Regardless of its contribution to global warming to date, Canada is in an important position because it holds one of the world’s largest shares of remaining fossil fuel reserves, in particular oil. Decisions Canada makes about the development of these reserves have tremendous significance for the global community’s ability to prevent global temperatures from increasing beyond 2°C above pre-industrial levels. (See alsoOil Sands; Fracking.)

In 1997, Canada signed the Kyoto Protocol, a treaty that extended the goals of the UNFCCC to include specific national mitigation targets. The protocol was ratified by Parliament in 2002. However, the federal government did not put into place strategies that would enable the country to meet its targets.

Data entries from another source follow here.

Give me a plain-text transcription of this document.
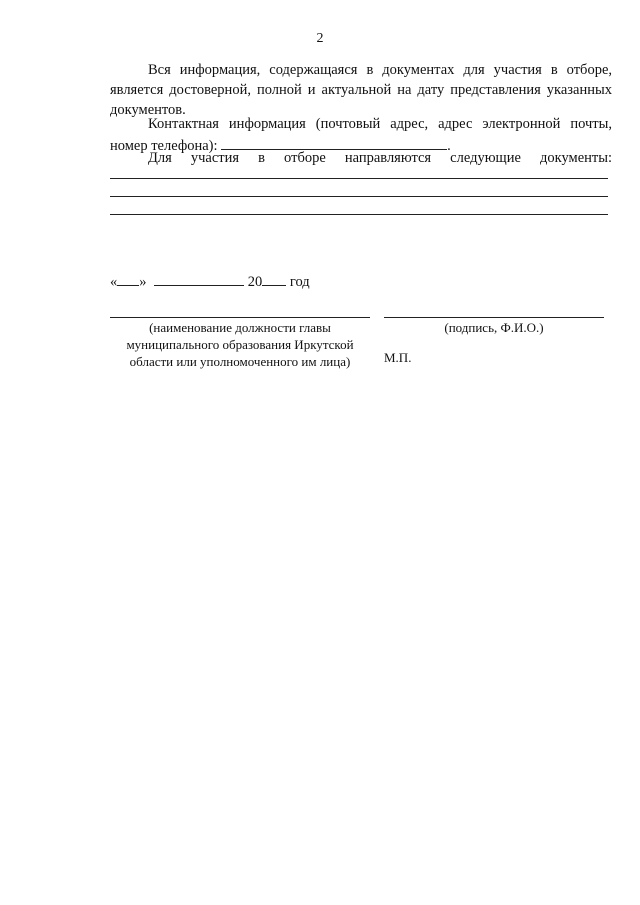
2
Вся информация, содержащаяся в документах для участия в отборе, является достоверной, полной и актуальной на дату представления указанных документов.
Контактная информация (почтовый адрес, адрес электронной почты, номер телефона):	.
Для участия в отборе направляются следующие документы:
« »	20 год
(наименование должности главы муниципального образования Иркутской области или уполномоченного им лица)
(подпись, Ф.И.О.)
М.П.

Canada's Kyoto target was an average 6 per cent reduction in emissions from 1990 levels between 2008 and 2012. Instead, between 1990 and 2008 national emissions increased 24 per cent, and in 2011, the federal government withdrew from the Kyoto Protocol.

Many provinces and cities across Canada, however, have taken significant actions to enable reductions in greenhouse gas emissions. The Province of Ontario, for example, determined to phase out coal-fired power plants in 2002, and in 2014 managed to do just that. The plants were replaced with renewable (e.g. wind) and lower-emission sources (e.g. natural gas). British Columbia, on the other hand, is among the first jurisdictions in the world to institute a  carbon tax, initiated in 2008. Studies suggest the tax has contributed to a decline in fuel use in the province. In addition, in 2015, the mayors of 21 of Canada’s largest cities signed a resolution of commitment to binding emission reduction targets, and the development of municipal climate action plans.